Be Flexibile...


Summary: The Ongoing Professional Practice Evaluation (OPPE) intitiative required hospitals to review a range of data related to the quality and safety of the care provided by each clinician. As the developer, I worked with a team of Clinicians to define a list of 11 metrics to measure Provider proficiency

In my experience, it is rare to be involved in a project from its earliest phase through production. The OPPE project offered me the opportunity to do just that. First I met with the group of physicians and established which data they wanted to use to measure provider's performance for each metric. Then it was time to create the data model by digging through the database objects and establishing how each should be connected. Next, I started the development, producing numerous test files for rounds of testing and validation for each of the 11 metrics. Once approved, I developed and provided the reporting solutions. Normally, this is where my role as developer would be significantly reduced. However, the team decided they wanted to utilize Epic-based dashboards to visualize the data instead of the more popular visualization tools.
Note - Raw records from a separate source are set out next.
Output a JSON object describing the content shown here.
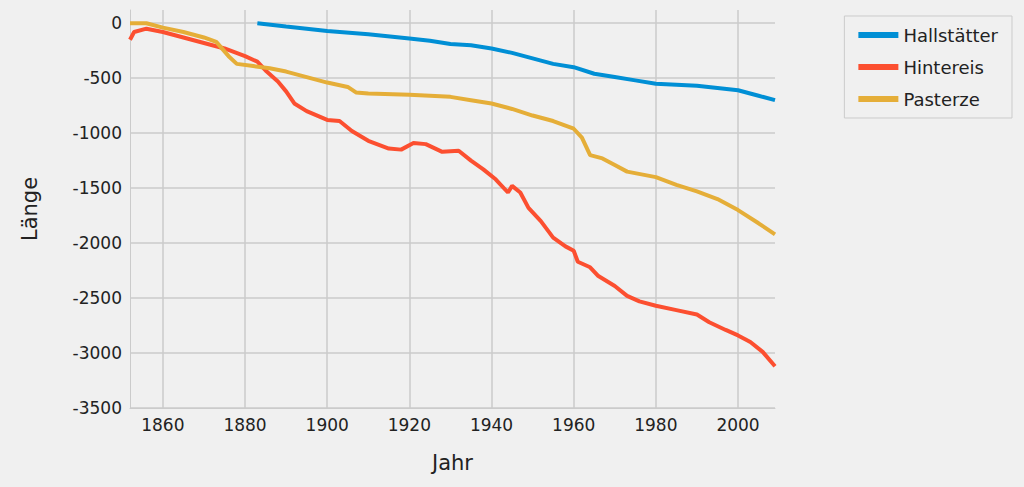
{
  "chart_data": {
    "type": "line",
    "x_label": "Jahr",
    "y_label": "Länge",
    "xlim": [
      1852,
      2009
    ],
    "xticks": [
      1860,
      1880,
      1900,
      1920,
      1940,
      1960,
      1980,
      2000
    ],
    "ylim": [
      -3500,
      120
    ],
    "yticks": [
      -3500,
      -3000,
      -2500,
      -2000,
      -1500,
      -1000,
      -500,
      0
    ],
    "grid": true,
    "legend": "right",
    "line_style": "solid",
    "series": [
      {
        "name": "Hallstätter",
        "color": "#008fd5",
        "x": [
          1883,
          1890,
          1900,
          1910,
          1920,
          1925,
          1930,
          1935,
          1940,
          1945,
          1950,
          1955,
          1960,
          1965,
          1970,
          1975,
          1980,
          1985,
          1990,
          1995,
          2000,
          2005,
          2009
        ],
        "values": [
          0,
          -30,
          -70,
          -100,
          -140,
          -160,
          -190,
          -200,
          -230,
          -270,
          -320,
          -370,
          -400,
          -460,
          -490,
          -520,
          -550,
          -560,
          -570,
          -590,
          -610,
          -660,
          -700
        ]
      },
      {
        "name": "Hintereis",
        "color": "#fc4f30",
        "x": [
          1852,
          1853,
          1856,
          1860,
          1865,
          1870,
          1875,
          1880,
          1883,
          1885,
          1888,
          1890,
          1892,
          1895,
          1900,
          1903,
          1906,
          1910,
          1915,
          1918,
          1921,
          1924,
          1928,
          1932,
          1935,
          1938,
          1941,
          1944,
          1945,
          1947,
          1949,
          1952,
          1955,
          1958,
          1960,
          1961,
          1964,
          1966,
          1970,
          1973,
          1976,
          1980,
          1985,
          1990,
          1993,
          1997,
          2000,
          2003,
          2006,
          2009
        ],
        "values": [
          -150,
          -80,
          -50,
          -80,
          -130,
          -180,
          -230,
          -300,
          -350,
          -430,
          -530,
          -620,
          -730,
          -800,
          -880,
          -890,
          -980,
          -1070,
          -1140,
          -1150,
          -1090,
          -1100,
          -1170,
          -1160,
          -1250,
          -1330,
          -1420,
          -1540,
          -1480,
          -1540,
          -1680,
          -1800,
          -1950,
          -2030,
          -2070,
          -2170,
          -2220,
          -2300,
          -2390,
          -2480,
          -2530,
          -2570,
          -2610,
          -2650,
          -2720,
          -2790,
          -2840,
          -2900,
          -2990,
          -3120
        ]
      },
      {
        "name": "Pasterze",
        "color": "#e5ae38",
        "x": [
          1852,
          1856,
          1860,
          1865,
          1870,
          1873,
          1876,
          1878,
          1882,
          1886,
          1890,
          1895,
          1900,
          1905,
          1907,
          1910,
          1920,
          1930,
          1935,
          1940,
          1945,
          1950,
          1955,
          1960,
          1962,
          1964,
          1967,
          1970,
          1973,
          1980,
          1985,
          1990,
          1995,
          2000,
          2005,
          2009
        ],
        "values": [
          0,
          0,
          -40,
          -80,
          -130,
          -170,
          -300,
          -370,
          -390,
          -410,
          -440,
          -490,
          -540,
          -580,
          -630,
          -640,
          -650,
          -670,
          -700,
          -730,
          -780,
          -840,
          -890,
          -960,
          -1040,
          -1200,
          -1230,
          -1290,
          -1350,
          -1400,
          -1470,
          -1530,
          -1600,
          -1700,
          -1820,
          -1920
        ]
      }
    ]
  }
}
With no other available resources on the application teams, I decided to learn how to create the dashboards to prevent the project from falling behind. Once successful, I created comprehensive user documentation, established a troubleshooting and issue escalation protocol and designed the dashboard access provisioning process. These dashboards are widely used throughout the organization, provide valuable insight to clinicians, and allow for improved patient care.

To me, one of the most pivotal aspects of development is problem solving. Being flexible allows you to take your blinders off to overcome obstacles and find solutions outside of the norm.
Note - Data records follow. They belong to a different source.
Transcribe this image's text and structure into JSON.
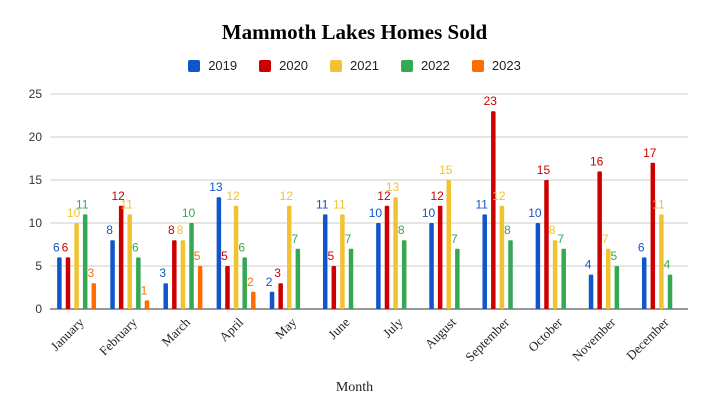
{
  "chart_data": {
    "type": "bar",
    "title": "Mammoth Lakes Homes Sold",
    "xlabel": "Month",
    "ylabel": "",
    "ylim": [
      0,
      25
    ],
    "yticks": [
      0,
      5,
      10,
      15,
      20,
      25
    ],
    "grid": true,
    "legend_position": "top",
    "categories": [
      "January",
      "February",
      "March",
      "April",
      "May",
      "June",
      "July",
      "August",
      "September",
      "October",
      "November",
      "December"
    ],
    "series": [
      {
        "name": "2019",
        "color": "#1155cc",
        "values": [
          6,
          8,
          3,
          13,
          2,
          11,
          10,
          10,
          11,
          10,
          4,
          6
        ]
      },
      {
        "name": "2020",
        "color": "#cc0000",
        "values": [
          6,
          12,
          8,
          5,
          3,
          5,
          12,
          12,
          23,
          15,
          16,
          17
        ]
      },
      {
        "name": "2021",
        "color": "#f1c232",
        "values": [
          10,
          11,
          8,
          12,
          12,
          11,
          13,
          15,
          12,
          8,
          7,
          11
        ]
      },
      {
        "name": "2022",
        "color": "#34a853",
        "values": [
          11,
          6,
          10,
          6,
          7,
          7,
          8,
          7,
          8,
          7,
          5,
          4
        ]
      },
      {
        "name": "2023",
        "color": "#ff6d01",
        "values": [
          3,
          1,
          5,
          2,
          null,
          null,
          null,
          null,
          null,
          null,
          null,
          null
        ]
      }
    ]
  }
}
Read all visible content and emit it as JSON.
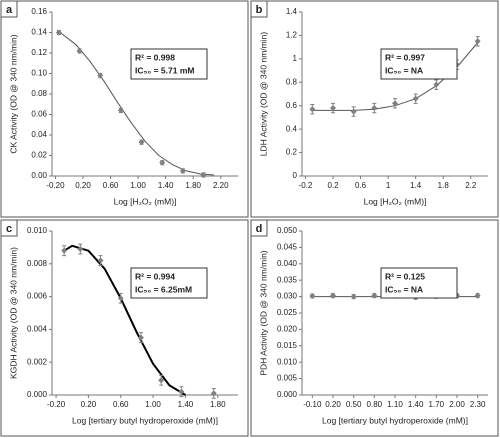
{
  "chart_data": [
    {
      "type": "scatter",
      "panel_label": "a",
      "ylabel": "CK Activity (OD @ 340 nm/min)",
      "xlabel": "Log [H₂O₂ (mM)]",
      "annotations": [
        "R² = 0.998",
        "IC₅₀ = 5.71 mM"
      ],
      "color": "#808080",
      "curve_color": "#555555",
      "x": [
        -0.15,
        0.15,
        0.45,
        0.75,
        1.05,
        1.35,
        1.65,
        1.95
      ],
      "values": [
        0.14,
        0.122,
        0.098,
        0.064,
        0.033,
        0.013,
        0.005,
        0.001
      ],
      "errors": [
        0.002,
        0.002,
        0.002,
        0.002,
        0.002,
        0.002,
        0.002,
        0.002
      ],
      "curve": {
        "x": [
          -0.15,
          0.1,
          0.3,
          0.5,
          0.7,
          0.9,
          1.1,
          1.3,
          1.5,
          1.7,
          1.9,
          2.1
        ],
        "values": [
          0.141,
          0.128,
          0.112,
          0.093,
          0.072,
          0.052,
          0.034,
          0.02,
          0.011,
          0.005,
          0.002,
          0.001
        ]
      },
      "xlim": [
        -0.25,
        2.45
      ],
      "ylim": [
        0,
        0.16
      ],
      "xticks": [
        {
          "value": -0.2,
          "label": "-0.20"
        },
        {
          "value": 0.2,
          "label": "0.20"
        },
        {
          "value": 0.6,
          "label": "0.60"
        },
        {
          "value": 1,
          "label": "1.00"
        },
        {
          "value": 1.4,
          "label": "1.40"
        },
        {
          "value": 1.8,
          "label": "1.80"
        },
        {
          "value": 2.2,
          "label": "2.20"
        }
      ],
      "yticks": [
        {
          "value": 0,
          "label": "0.00"
        },
        0.02,
        0.04,
        0.06,
        0.08,
        {
          "value": 0.1,
          "label": "0.10"
        },
        0.12,
        0.14,
        0.16
      ]
    },
    {
      "type": "scatter",
      "panel_label": "b",
      "ylabel": "LDH Activity (OD @ 340 nm/min)",
      "xlabel": "Log [H₂O₂ (mM)]",
      "annotations": [
        "R² = 0.997",
        "IC₅₀ = NA"
      ],
      "color": "#808080",
      "curve_color": "#555555",
      "x": [
        -0.1,
        0.2,
        0.5,
        0.8,
        1.1,
        1.4,
        1.7,
        2.0,
        2.3
      ],
      "values": [
        0.57,
        0.58,
        0.55,
        0.58,
        0.62,
        0.66,
        0.78,
        0.95,
        1.15
      ],
      "errors": [
        0.04,
        0.04,
        0.04,
        0.04,
        0.04,
        0.04,
        0.04,
        0.04,
        0.04
      ],
      "curve": {
        "x": [
          -0.1,
          0.2,
          0.5,
          0.8,
          1.1,
          1.4,
          1.7,
          2.0,
          2.3
        ],
        "values": [
          0.56,
          0.56,
          0.56,
          0.57,
          0.6,
          0.66,
          0.77,
          0.93,
          1.14
        ]
      },
      "xlim": [
        -0.25,
        2.45
      ],
      "ylim": [
        0,
        1.4
      ],
      "xticks": [
        -0.2,
        0.2,
        0.6,
        1,
        1.4,
        1.8,
        2.2
      ],
      "yticks": [
        0,
        0.2,
        0.4,
        0.6,
        0.8,
        1,
        1.2,
        1.4
      ]
    },
    {
      "type": "scatter",
      "panel_label": "c",
      "ylabel": "KGDH Activity (OD @ 340 nm/min)",
      "xlabel": "Log [tertiary butyl hydroperoxide (mM)]",
      "annotations": [
        "R² = 0.994",
        "IC₅₀ = 6.25mM"
      ],
      "color": "#808080",
      "curve_color": "#000000",
      "x": [
        -0.1,
        0.1,
        0.35,
        0.6,
        0.85,
        1.1,
        1.35,
        1.75
      ],
      "values": [
        0.0088,
        0.0089,
        0.0082,
        0.0059,
        0.0035,
        0.0009,
        0.0002,
        0.0001
      ],
      "errors": [
        0.0003,
        0.0003,
        0.0003,
        0.0003,
        0.0003,
        0.0003,
        0.0003,
        0.0003
      ],
      "curve": {
        "x": [
          -0.1,
          0.0,
          0.2,
          0.4,
          0.6,
          0.8,
          1.0,
          1.2,
          1.4
        ],
        "values": [
          0.0088,
          0.0091,
          0.0088,
          0.0077,
          0.0059,
          0.0038,
          0.0019,
          0.0006,
          0.0
        ]
      },
      "xlim": [
        -0.25,
        2.05
      ],
      "ylim": [
        0,
        0.01
      ],
      "xticks": [
        {
          "value": -0.2,
          "label": "-0.20"
        },
        {
          "value": 0.2,
          "label": "0.20"
        },
        {
          "value": 0.6,
          "label": "0.60"
        },
        {
          "value": 1,
          "label": "1.00"
        },
        {
          "value": 1.4,
          "label": "1.40"
        },
        {
          "value": 1.8,
          "label": "1.80"
        }
      ],
      "yticks": [
        {
          "value": 0,
          "label": "0.000"
        },
        0.002,
        0.004,
        0.006,
        0.008,
        {
          "value": 0.01,
          "label": "0.010"
        }
      ]
    },
    {
      "type": "scatter",
      "panel_label": "d",
      "ylabel": "PDH Activity (OD @ 340 nm/min)",
      "xlabel": "Log [tertiary butyl hydroperoxide (mM)]",
      "annotations": [
        "R² = 0.125",
        "IC₅₀ = NA"
      ],
      "color": "#808080",
      "curve_color": "#555555",
      "x": [
        -0.1,
        0.2,
        0.5,
        0.8,
        1.1,
        1.4,
        1.7,
        2.0,
        2.3
      ],
      "values": [
        0.0302,
        0.0303,
        0.03,
        0.0303,
        0.0302,
        0.0298,
        0.0301,
        0.0303,
        0.0303
      ],
      "errors": [
        0.0006,
        0.0006,
        0.0006,
        0.0006,
        0.0006,
        0.0006,
        0.0006,
        0.0006,
        0.0006
      ],
      "curve": {
        "x": [
          -0.1,
          2.3
        ],
        "values": [
          0.03,
          0.03
        ]
      },
      "xlim": [
        -0.25,
        2.45
      ],
      "ylim": [
        0,
        0.05
      ],
      "xticks": [
        {
          "value": -0.1,
          "label": "-0.10"
        },
        {
          "value": 0.2,
          "label": "0.20"
        },
        {
          "value": 0.5,
          "label": "0.50"
        },
        {
          "value": 0.8,
          "label": "0.80"
        },
        {
          "value": 1.1,
          "label": "1.10"
        },
        {
          "value": 1.4,
          "label": "1.40"
        },
        {
          "value": 1.7,
          "label": "1.70"
        },
        {
          "value": 2,
          "label": "2.00"
        },
        {
          "value": 2.3,
          "label": "2.30"
        }
      ],
      "yticks": [
        {
          "value": 0,
          "label": "0.000"
        },
        0.005,
        {
          "value": 0.01,
          "label": "0.010"
        },
        0.015,
        {
          "value": 0.02,
          "label": "0.020"
        },
        0.025,
        {
          "value": 0.03,
          "label": "0.030"
        },
        0.035,
        {
          "value": 0.04,
          "label": "0.040"
        },
        0.045,
        {
          "value": 0.05,
          "label": "0.050"
        }
      ]
    }
  ]
}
When the request is big, start small...


Summary: Transition from PeopleSoft to Workday

Often times, the scope of a project is so large it can be easy to feel overwhelmed. This was never more apparent than when my organization switched financial/HR systems from PeopleSoft to Workday. Faced with an extremely aggressive timeline and limited resources, myself and one other developer were tasked with handling all necessary reporting obligations for the implementation. This included, but was not limited to, performing impact assessments for hundreds of reporting assets, querying our database for potential areas of liability, code changes, endless test files, meetings and status updates to the larger team and our stakeholders. There were times, especially in the beginning, where it seemed the best option was to wave the white flag. Then I remembered one of the first lessons I learned while coding - start small. As a developer, it is important to take large tasks and break them down into manageable pieces. Once we employed this approach our productivity increased and the project all of a sudden seemed more manageable. Although still underway, we completed the majority of the heavy lifting and the project is on pace for success.



You're only as good as your data...


Summary: Backfilling the Data Warehouse

In my opinion, data integrity is the single most important aspect of data and analytics. The insights produced from bad data are just that, bad. Data integrity issues come in many shapes and sizes, ranging from human error to planned database table updates. Throughout my years as a developer I have been asked to perform many backfills in order to keep our source of truth accurate, but one in particular sticks out. I was tasked with running multiple data extracts to update a downstream reporting data repository...for the last ten years. These extracts were very old and very large, capturing demographic, financial and clinical information. I first went through the stored procedures used to produce the extracts and identified any areas for optimization while testing to ensure consistency. Next, I updated the packages in SSIS by wrapping them in a ForLoop container enabling them to run without interruption. Finally, I created an automated job to allow the package to run early in the morning, until its termination to allow for the nightly ETL. Although this process took a long time to complete, it was incredibly satisfying as it ensured all data generated from the repository was accurate.